6

I'm using the Vertex AI custom training feature at Google Cloud Platform (GCP) to train the model. But every time I triggered training, it takes 10 minutes until it actually starts training due to provisioning time.

Is there any way to reduce the provisioning time of Vertex AI's custom training jobs. Thanks :)
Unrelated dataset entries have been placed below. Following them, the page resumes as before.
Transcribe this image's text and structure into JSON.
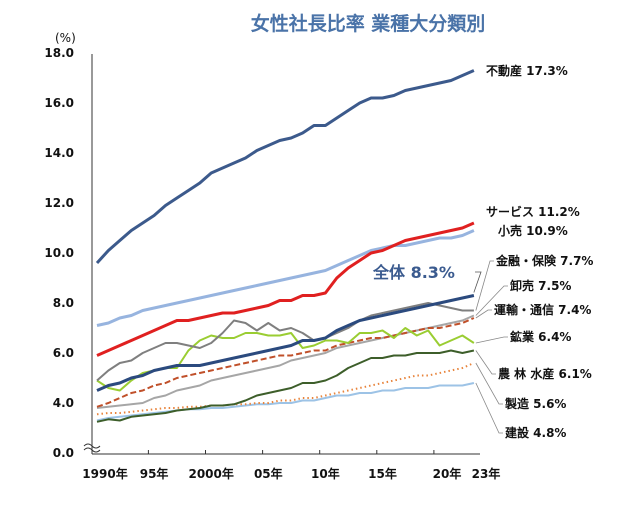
{
  "chart_data": {
    "type": "line",
    "title": "女性社長比率 業種大分類別",
    "ylabel": "(%)",
    "xlabel": "",
    "ylim": [
      0,
      18
    ],
    "y_ticks": [
      "0.0",
      "4.0",
      "6.0",
      "8.0",
      "10.0",
      "12.0",
      "14.0",
      "16.0",
      "18.0"
    ],
    "y_axis_break": "between 0.0 and 4.0",
    "x_tick_labels": [
      "1990年",
      "95年",
      "2000年",
      "05年",
      "10年",
      "15年",
      "20年",
      "23年"
    ],
    "x": [
      1990,
      1991,
      1992,
      1993,
      1994,
      1995,
      1996,
      1997,
      1998,
      1999,
      2000,
      2001,
      2002,
      2003,
      2004,
      2005,
      2006,
      2007,
      2008,
      2009,
      2010,
      2011,
      2012,
      2013,
      2014,
      2015,
      2016,
      2017,
      2018,
      2019,
      2020,
      2021,
      2022,
      2023
    ],
    "grid": false,
    "legend": "direct labels at right end of lines",
    "series": [
      {
        "name": "不動産",
        "label": "不動産 17.3%",
        "color": "#3c5a8c",
        "style": "solid",
        "width": 3,
        "values": [
          9.6,
          10.1,
          10.5,
          10.9,
          11.2,
          11.5,
          11.9,
          12.2,
          12.5,
          12.8,
          13.2,
          13.4,
          13.6,
          13.8,
          14.1,
          14.3,
          14.5,
          14.6,
          14.8,
          15.1,
          15.1,
          15.4,
          15.7,
          16.0,
          16.2,
          16.2,
          16.3,
          16.5,
          16.6,
          16.7,
          16.8,
          16.9,
          17.1,
          17.3
        ]
      },
      {
        "name": "サービス",
        "label": "サービス 11.2%",
        "color": "#e02020",
        "style": "solid",
        "width": 3,
        "values": [
          5.9,
          6.1,
          6.3,
          6.5,
          6.7,
          6.9,
          7.1,
          7.3,
          7.3,
          7.4,
          7.5,
          7.6,
          7.6,
          7.7,
          7.8,
          7.9,
          8.1,
          8.1,
          8.3,
          8.3,
          8.4,
          9.0,
          9.4,
          9.7,
          10.0,
          10.1,
          10.3,
          10.5,
          10.6,
          10.7,
          10.8,
          10.9,
          11.0,
          11.2
        ]
      },
      {
        "name": "小売",
        "label": "小売 10.9%",
        "color": "#97b4df",
        "style": "solid",
        "width": 3,
        "values": [
          7.1,
          7.2,
          7.4,
          7.5,
          7.7,
          7.8,
          7.9,
          8.0,
          8.1,
          8.2,
          8.3,
          8.4,
          8.5,
          8.6,
          8.7,
          8.8,
          8.9,
          9.0,
          9.1,
          9.2,
          9.3,
          9.5,
          9.7,
          9.9,
          10.1,
          10.2,
          10.3,
          10.3,
          10.4,
          10.5,
          10.6,
          10.6,
          10.7,
          10.9
        ]
      },
      {
        "name": "全体",
        "label": "全体 8.3%",
        "color": "#2b4a7e",
        "style": "solid",
        "width": 3,
        "values": [
          4.5,
          4.7,
          4.8,
          5.0,
          5.1,
          5.3,
          5.4,
          5.5,
          5.5,
          5.5,
          5.6,
          5.7,
          5.8,
          5.9,
          6.0,
          6.1,
          6.2,
          6.3,
          6.5,
          6.5,
          6.6,
          6.9,
          7.1,
          7.3,
          7.4,
          7.5,
          7.6,
          7.7,
          7.8,
          7.9,
          8.0,
          8.1,
          8.2,
          8.3
        ]
      },
      {
        "name": "金融・保険",
        "label": "金融・保険 7.7%",
        "color": "#7f7f7f",
        "style": "solid",
        "width": 2,
        "values": [
          4.9,
          5.3,
          5.6,
          5.7,
          6.0,
          6.2,
          6.4,
          6.4,
          6.3,
          6.2,
          6.4,
          6.8,
          7.3,
          7.2,
          6.9,
          7.2,
          6.9,
          7.0,
          6.8,
          6.5,
          6.6,
          6.8,
          7.0,
          7.3,
          7.5,
          7.6,
          7.7,
          7.8,
          7.9,
          8.0,
          7.9,
          7.8,
          7.7,
          7.7
        ]
      },
      {
        "name": "卸売",
        "label": "卸売 7.5%",
        "color": "#a6a6a6",
        "style": "solid",
        "width": 2,
        "values": [
          3.6,
          3.7,
          3.8,
          3.9,
          4.0,
          4.2,
          4.3,
          4.5,
          4.6,
          4.7,
          4.9,
          5.0,
          5.1,
          5.2,
          5.3,
          5.4,
          5.5,
          5.7,
          5.8,
          5.9,
          6.0,
          6.2,
          6.3,
          6.4,
          6.5,
          6.6,
          6.7,
          6.8,
          6.9,
          7.0,
          7.1,
          7.2,
          7.3,
          7.5
        ]
      },
      {
        "name": "運輸・通信",
        "label": "運輸・通信 7.4%",
        "color": "#c0502a",
        "style": "dashed",
        "width": 2,
        "values": [
          3.7,
          4.0,
          4.2,
          4.4,
          4.5,
          4.7,
          4.8,
          5.0,
          5.1,
          5.2,
          5.3,
          5.4,
          5.5,
          5.6,
          5.7,
          5.8,
          5.9,
          5.9,
          6.0,
          6.1,
          6.1,
          6.3,
          6.4,
          6.5,
          6.6,
          6.6,
          6.7,
          6.8,
          6.9,
          7.0,
          7.0,
          7.1,
          7.2,
          7.4
        ]
      },
      {
        "name": "鉱業",
        "label": "鉱業 6.4%",
        "color": "#9acd32",
        "style": "solid",
        "width": 2,
        "values": [
          4.9,
          4.6,
          4.5,
          4.9,
          5.2,
          5.3,
          5.4,
          5.4,
          6.1,
          6.5,
          6.7,
          6.6,
          6.6,
          6.8,
          6.8,
          6.7,
          6.7,
          6.8,
          6.2,
          6.3,
          6.5,
          6.5,
          6.4,
          6.8,
          6.8,
          6.9,
          6.6,
          7.0,
          6.7,
          6.9,
          6.3,
          6.5,
          6.7,
          6.4
        ]
      },
      {
        "name": "農林水産",
        "label": "農 林 水産 6.1%",
        "color": "#3d5e2a",
        "style": "solid",
        "width": 2,
        "values": [
          2.5,
          2.7,
          2.6,
          2.9,
          3.0,
          3.1,
          3.2,
          3.4,
          3.5,
          3.6,
          3.8,
          3.8,
          3.9,
          4.1,
          4.3,
          4.4,
          4.5,
          4.6,
          4.8,
          4.8,
          4.9,
          5.1,
          5.4,
          5.6,
          5.8,
          5.8,
          5.9,
          5.9,
          6.0,
          6.0,
          6.0,
          6.1,
          6.0,
          6.1
        ]
      },
      {
        "name": "製造",
        "label": "製造 5.6%",
        "color": "#e8843c",
        "style": "dotted",
        "width": 2,
        "values": [
          3.1,
          3.2,
          3.2,
          3.3,
          3.4,
          3.5,
          3.6,
          3.6,
          3.7,
          3.7,
          3.8,
          3.8,
          3.9,
          3.9,
          4.0,
          4.0,
          4.1,
          4.1,
          4.2,
          4.2,
          4.3,
          4.4,
          4.5,
          4.6,
          4.7,
          4.8,
          4.9,
          5.0,
          5.1,
          5.1,
          5.2,
          5.3,
          5.4,
          5.6
        ]
      },
      {
        "name": "建設",
        "label": "建設 4.8%",
        "color": "#9dc3e6",
        "style": "solid",
        "width": 2,
        "values": [
          2.6,
          2.8,
          2.9,
          3.0,
          3.1,
          3.2,
          3.3,
          3.4,
          3.5,
          3.5,
          3.6,
          3.6,
          3.7,
          3.8,
          3.9,
          3.9,
          4.0,
          4.0,
          4.1,
          4.1,
          4.2,
          4.3,
          4.3,
          4.4,
          4.4,
          4.5,
          4.5,
          4.6,
          4.6,
          4.6,
          4.7,
          4.7,
          4.7,
          4.8
        ]
      }
    ]
  }
}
  • What are the requirement of your training cluster? GPUs? TPUs? Number of CPUs? And How long take your training job? – guillaume blaquiere May 30 '21 at 16:12
  • I tried to run with GPUs (specifically a2-highgpu-1g machine with A100 x1). The actual training jobs take 40 minutes and 10 minutes for provisioning time. – Junseong Kim Jun 01 '21 at 01:28
  • Without GPU, it takes about 3 minutes to start. I assume with GPU it's longer. I think there is no way to speed up the process. In your case, the warmup take 20% of your training job, which is huge. Did you try to set up the same VM on Compute Engine and to see if the provisioning was quicker? If so, you can start your container at startup (startup script) and perform your training directly on Compute Engine and not en Vertex AI; But it will require more technical/IaaS skills than with Vertex AI. – guillaume blaquiere Jun 01 '21 at 07:07
  • What is your code structure (python code or maybe custom container image)? How you are loading data (Its in the cloud storage, are you storing it with your code)? Are you using any library? – PjoterS Jun 02 '21 at 08:11
  • I used the custom container with a prebuilt PyTorch image. I used the GCS for data loading. The code is contained in the docker image. – Junseong Kim Jun 04 '21 at 06:51
  • Many things might cause this. Depends how much information can you share. Whats the location of the nodes, utulization of GPUs? Which region was used for training and which macihne - [Pre-built containers for custom training](https://cloud.google.com/vertex-ai/docs/training/pre-built-containers) – PjoterS Jun 07 '21 at 09:51
  • @PjoterS I used the us-central1-b location for custom trianing job. Utilization is about to 80%. – Junseong Kim Jun 07 '21 at 13:31
  • 1
    Honestly I doubt that it can be reduced as per [Streamline your ML training workflow with Vertex AI](https://cloud.google.com/blog/topics/developers-practitioners/streamline-your-ml-training-workflow-vertex-ai) - `The training job will automatically provision computing resources, and de-provision those resources when the job is complete. There is no worrying about leaving a high-performance virtual machine configuration running.` However if you want to be 100% sure, you could create Issue for Google team using [Issue Tracker](https://issuetracker.google.com) – PjoterS Jun 09 '21 at 09:21

0 Answers0